The well-priced menu, too, harks back to a France we all sigh for: mimosa eggs and onion soup, for example, for starters; hearty homemade mains; all the classic Gallic hits for dessert. It’s the kind of menu, and kind of restaurant, you’ll want to return to again and again. Isn’t it lucky, then, you didn’t walk right past?
142 Boulevard Saint-Germain, 75006; click here for more information.
Bouillon Chartier Montparnasse
Edouard and Camille Chartier opened their first restaurant in 1896, the Bouillon Chartier, the start of a chain they would quickly build up. The Boulevard du Montparnasse address was their second, with the abovementioned Boulevard Saint-Germain bouillon soon following.
Bouillon means stock, or broth, in French. It also came to denote a type of restaurant in the mid-nineteenth century, when a Parisian butcher at Les Halles started serving up meat scraps in the form of soup and stews, naming his eatery a bouillon. Before long, Paris had over 200 bouillons, which catered to a working-class clientele that craved hearty and comforting, but above all cheap and quick, dishes.
In the Chartier brothers’ hands, with Art Nouveau as their guiding interior design principle, a bouillon became a kind of brasserie for the upwardly mobile, too.
Bouillon Chartier Montparnasse has only been recently revived, by the group that owns Bouillon Chartier. Fortunately, during the past century, the interior was not modified — and since its 1980s classification as a historical monument it never will be. Walking inside is to feel as though you’ve stumbled into some sort of exotic hothouse; the entire ceiling is glasswork, painted with flowers; floral wall mosaics swirl around mirrors trimmed with craved wood; glowing orbs create a golden, sunny effect.
The menu is also vintage, in sync with the Chartier brothers’ original vision. Entrées include terrine, snails and leeks with vinaigrette; for mains, there are such options as roast chicken, pork trotters and duck confit (herbivores, never fear: there’s also a vegetarian plate); and to finish, choose from several cheese options, or satisfy a sweet craving with the likes of chocolate mousse, rum baba and crème caramel. All in all, expect to eat a three-course meal in half an hour for around €20. It’s pretty much the fanciest fast-food in town.
59 Boulevard du Montparnasse, 75006; click here for more information.
Bouillon Racine also began, in 1906, as a Bouillon Chartier, but has lived many lives since, including as a canteen for the Sorbonne from the 1960s to early 1990s, during which time its glamour very much faded.
The new owners, luckily, restored the interior back to its former glory, employing artisans trained in Art Nouveau-loved techniques such as bevelled mirrors, painted opaline, stained glass, carved woodwork and marble mosaics; today it is another officially classified monument.

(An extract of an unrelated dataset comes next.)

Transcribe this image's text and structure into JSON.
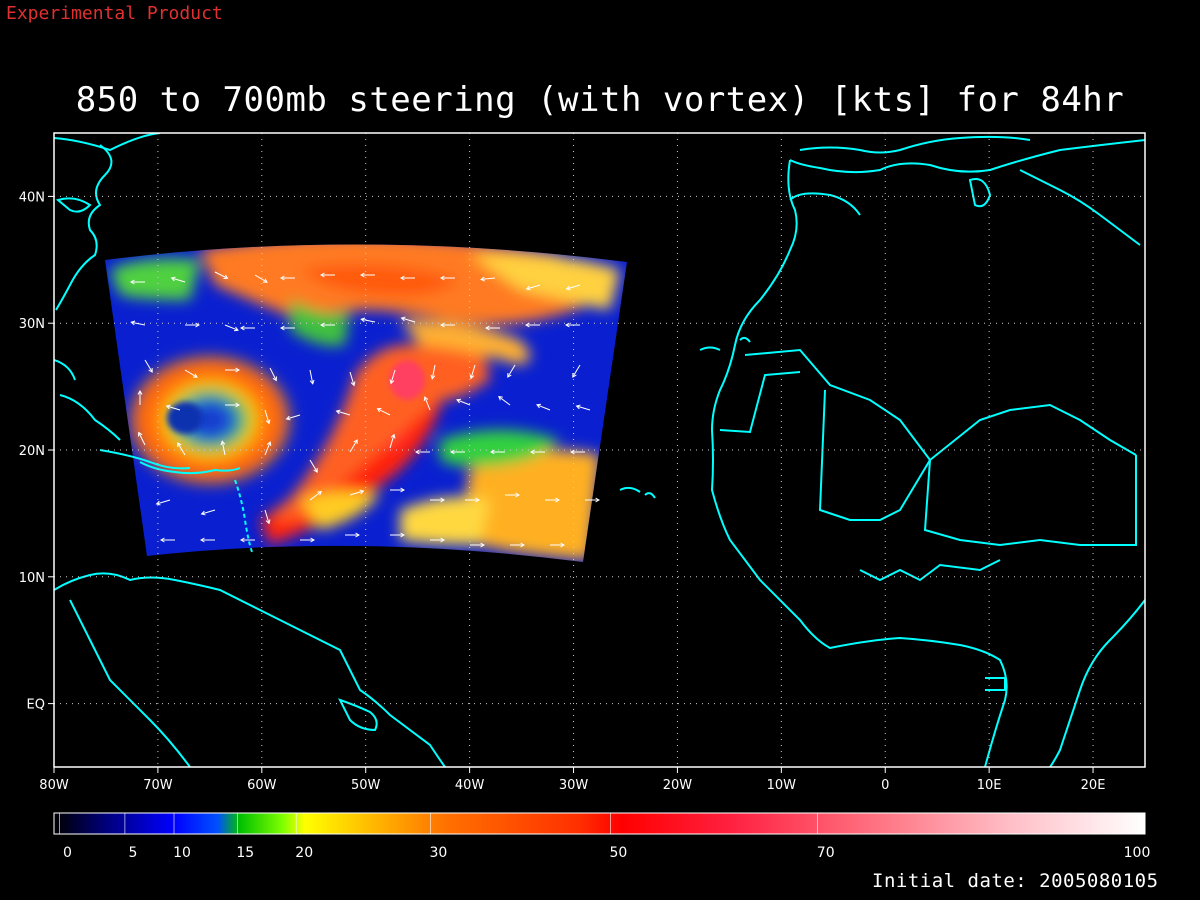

While the design takes you right back to the restaurant’s beginning, the seasonally updated menu isn’t stuck in the past, featuring fresh takes on classic French fare.
3 Rue Racine, 75006; click here for more information.
Like Chartier Montparnasse, the old Brasserie Julien recently reverted to its bouillon roots — its original founder Edouard Fournier once declared, ‘Here, everything is beautiful, delicious and great value.’ — so you don’t have to pay much at all to enjoy this visual feast.
An immaculately preserved historic landmark — it dates from 1906 — this has to be one of the most beautiful dining rooms in Paris.
The woodwork — including an old mahogany bar by Louis Majorelle — gleams, the walls are decorated in exquisite mouldings and painted a soothing pale green, and the murals and stained-glass add facets of glittering colour. You feel as though you could be in an Art Nouveau jewellery box. More glamour still: Édith Piaf used to dine here.